Suchi Bansal - 2019 Winner
Position: Senior Researcher
Organization: Ci3 at the University of Chicago
Current Location: United States, North America
Master's of Public Health from Mailman School of Public Health, Columbia University
Additional Degrees and Certifications:
Bachelor's in Economics and International Relations
Awards Received:
  • Award:
    Richter Memorial Scholarship
    Awarding Organization:
    Knox College
    Date Awarded:
    August 1, 1998
75 Public Votes Reached!
Suchi’s research on the impact of storytelling, games, and human-centered design is redefining the way in which researchers partner with youth to design, test, and implement international sexual and reproductive health interventions. – Melissa Gilliam, MD, MPH, Founder and Faculty Director at Ci3 at the University of Chicago
Describe your contributions to and achievements in family planning.

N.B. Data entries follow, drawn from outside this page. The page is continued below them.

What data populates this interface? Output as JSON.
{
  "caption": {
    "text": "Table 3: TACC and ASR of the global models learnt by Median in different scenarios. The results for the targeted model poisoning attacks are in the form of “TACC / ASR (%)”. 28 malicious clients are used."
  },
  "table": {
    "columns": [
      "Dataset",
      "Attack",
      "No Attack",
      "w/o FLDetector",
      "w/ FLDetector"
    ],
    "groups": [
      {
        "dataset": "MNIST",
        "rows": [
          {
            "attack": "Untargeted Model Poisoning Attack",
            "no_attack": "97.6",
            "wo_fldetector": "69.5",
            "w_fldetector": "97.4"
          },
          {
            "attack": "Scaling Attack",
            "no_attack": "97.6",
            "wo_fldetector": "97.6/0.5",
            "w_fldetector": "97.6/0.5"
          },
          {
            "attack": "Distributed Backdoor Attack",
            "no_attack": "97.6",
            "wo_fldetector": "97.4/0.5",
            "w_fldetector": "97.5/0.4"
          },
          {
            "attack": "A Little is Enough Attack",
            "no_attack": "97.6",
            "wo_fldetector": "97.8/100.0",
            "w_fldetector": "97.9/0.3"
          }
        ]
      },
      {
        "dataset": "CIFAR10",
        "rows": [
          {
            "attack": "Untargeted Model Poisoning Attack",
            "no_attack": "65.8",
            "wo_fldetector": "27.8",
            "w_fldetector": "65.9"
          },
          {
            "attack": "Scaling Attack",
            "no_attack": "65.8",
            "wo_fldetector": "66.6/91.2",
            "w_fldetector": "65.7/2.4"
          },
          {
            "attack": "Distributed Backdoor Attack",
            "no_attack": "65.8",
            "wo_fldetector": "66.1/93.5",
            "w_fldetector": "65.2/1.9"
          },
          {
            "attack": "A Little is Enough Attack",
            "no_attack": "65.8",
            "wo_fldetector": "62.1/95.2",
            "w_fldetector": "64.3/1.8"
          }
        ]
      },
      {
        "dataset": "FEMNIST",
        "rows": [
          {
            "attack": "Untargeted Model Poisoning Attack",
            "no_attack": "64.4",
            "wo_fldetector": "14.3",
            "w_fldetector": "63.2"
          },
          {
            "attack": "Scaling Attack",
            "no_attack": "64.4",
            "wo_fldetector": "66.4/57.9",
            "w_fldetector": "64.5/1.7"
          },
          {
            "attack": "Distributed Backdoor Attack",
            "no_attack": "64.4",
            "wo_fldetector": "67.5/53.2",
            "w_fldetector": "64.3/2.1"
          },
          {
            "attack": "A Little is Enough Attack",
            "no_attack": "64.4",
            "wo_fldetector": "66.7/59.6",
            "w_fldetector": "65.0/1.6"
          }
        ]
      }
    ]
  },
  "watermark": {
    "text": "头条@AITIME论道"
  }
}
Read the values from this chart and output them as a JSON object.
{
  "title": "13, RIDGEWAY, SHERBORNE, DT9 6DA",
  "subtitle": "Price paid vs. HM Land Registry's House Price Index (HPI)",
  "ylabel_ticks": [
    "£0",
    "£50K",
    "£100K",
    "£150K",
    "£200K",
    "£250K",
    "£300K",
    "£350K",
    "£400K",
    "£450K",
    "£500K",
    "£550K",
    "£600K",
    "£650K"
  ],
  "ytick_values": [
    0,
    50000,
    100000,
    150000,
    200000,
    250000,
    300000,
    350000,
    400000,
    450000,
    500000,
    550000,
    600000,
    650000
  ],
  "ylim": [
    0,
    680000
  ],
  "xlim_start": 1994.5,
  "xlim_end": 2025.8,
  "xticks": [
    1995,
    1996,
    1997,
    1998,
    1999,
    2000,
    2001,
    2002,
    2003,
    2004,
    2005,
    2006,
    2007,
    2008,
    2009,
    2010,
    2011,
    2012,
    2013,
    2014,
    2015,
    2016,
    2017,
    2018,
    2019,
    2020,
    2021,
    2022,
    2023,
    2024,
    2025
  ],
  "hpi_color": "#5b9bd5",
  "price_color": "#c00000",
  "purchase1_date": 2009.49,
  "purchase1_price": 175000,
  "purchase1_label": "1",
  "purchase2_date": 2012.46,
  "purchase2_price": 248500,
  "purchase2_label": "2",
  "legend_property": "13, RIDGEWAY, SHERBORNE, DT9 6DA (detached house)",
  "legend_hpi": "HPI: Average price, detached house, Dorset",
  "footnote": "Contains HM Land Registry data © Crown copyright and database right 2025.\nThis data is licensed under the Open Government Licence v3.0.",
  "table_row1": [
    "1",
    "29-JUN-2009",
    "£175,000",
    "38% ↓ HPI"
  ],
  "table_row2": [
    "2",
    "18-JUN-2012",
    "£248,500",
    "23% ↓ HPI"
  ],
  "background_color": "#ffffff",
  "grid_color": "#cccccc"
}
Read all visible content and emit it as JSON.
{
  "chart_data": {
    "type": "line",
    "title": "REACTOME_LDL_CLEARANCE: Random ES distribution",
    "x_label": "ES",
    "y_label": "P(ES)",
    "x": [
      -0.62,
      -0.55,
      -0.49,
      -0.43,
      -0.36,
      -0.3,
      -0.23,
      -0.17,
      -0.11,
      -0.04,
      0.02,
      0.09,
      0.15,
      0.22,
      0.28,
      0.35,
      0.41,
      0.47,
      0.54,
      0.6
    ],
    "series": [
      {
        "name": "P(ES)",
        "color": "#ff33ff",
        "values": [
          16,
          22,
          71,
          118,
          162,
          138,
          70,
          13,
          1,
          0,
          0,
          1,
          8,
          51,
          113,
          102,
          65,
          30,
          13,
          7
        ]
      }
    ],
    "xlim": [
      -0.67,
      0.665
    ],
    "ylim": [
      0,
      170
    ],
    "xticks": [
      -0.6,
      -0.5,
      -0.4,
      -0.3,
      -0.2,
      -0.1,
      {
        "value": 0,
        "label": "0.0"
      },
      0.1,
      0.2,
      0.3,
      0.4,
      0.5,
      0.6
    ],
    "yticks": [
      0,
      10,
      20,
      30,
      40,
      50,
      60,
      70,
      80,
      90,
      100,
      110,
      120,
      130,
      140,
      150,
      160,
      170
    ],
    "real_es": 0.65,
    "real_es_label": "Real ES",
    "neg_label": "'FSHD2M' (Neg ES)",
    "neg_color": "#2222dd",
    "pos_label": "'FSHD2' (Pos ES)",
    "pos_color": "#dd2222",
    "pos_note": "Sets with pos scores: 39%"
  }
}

I lead the Kissa Kahani intervention at Ci3 that uses innovative methods like games, graphic novels, digital storytelling, and human-centered design to improve the sexual and reproductive health of youth in India. My ability to build trust among Indian youth resulted in the creation of 29 digital stories that ultimately shaped Kissa Kahani’s unique approach and content. I cultivated meaningful international partnerships that enabled the development of a cutting-edge transmedia program to meet the needs that local youth themselves expressed in their stories. And, my research leadership is helping build the evidence base around the impact of stories and storytelling on youth sexual and reproductive health knowledge and behaviors, and increasing meaningful youth participation.

What sparked your passion for family planning?

Growing up in India, I was confronted early on with the realities of not being able to exercise one’s sexual and reproductive rights. My friends and family members were afraid to disclose their sexual identity and many of them suffered from the lack of youth-friendly abortion services. Later on, I learned how young people in other countries are forced to lead similar lives. I have always been inspired by these experiences and by the belief that all people should have equal rights.

Give one or two examples of how you display leadership in your family planning work.:

My ability to seamlessly develop, test, and implement creative programs while navigating both the Indian and U.S. context has allowed the Kissa Kahani study to flourish. My efforts to directly involve youth in the study’s research activities through games and storytelling, and my leadership in incorporating their input into our evidence-based intervention is changing the way young people learn about sexual and reproductive health and family planning.

If you are named a winner of 120 under 40, how will you use this new platform and the $1000 grant to advance your work? :

I would like to build an online platform that connects young researchers to foster greater learning and information sharing on family planning and sexual and reproductive health topics.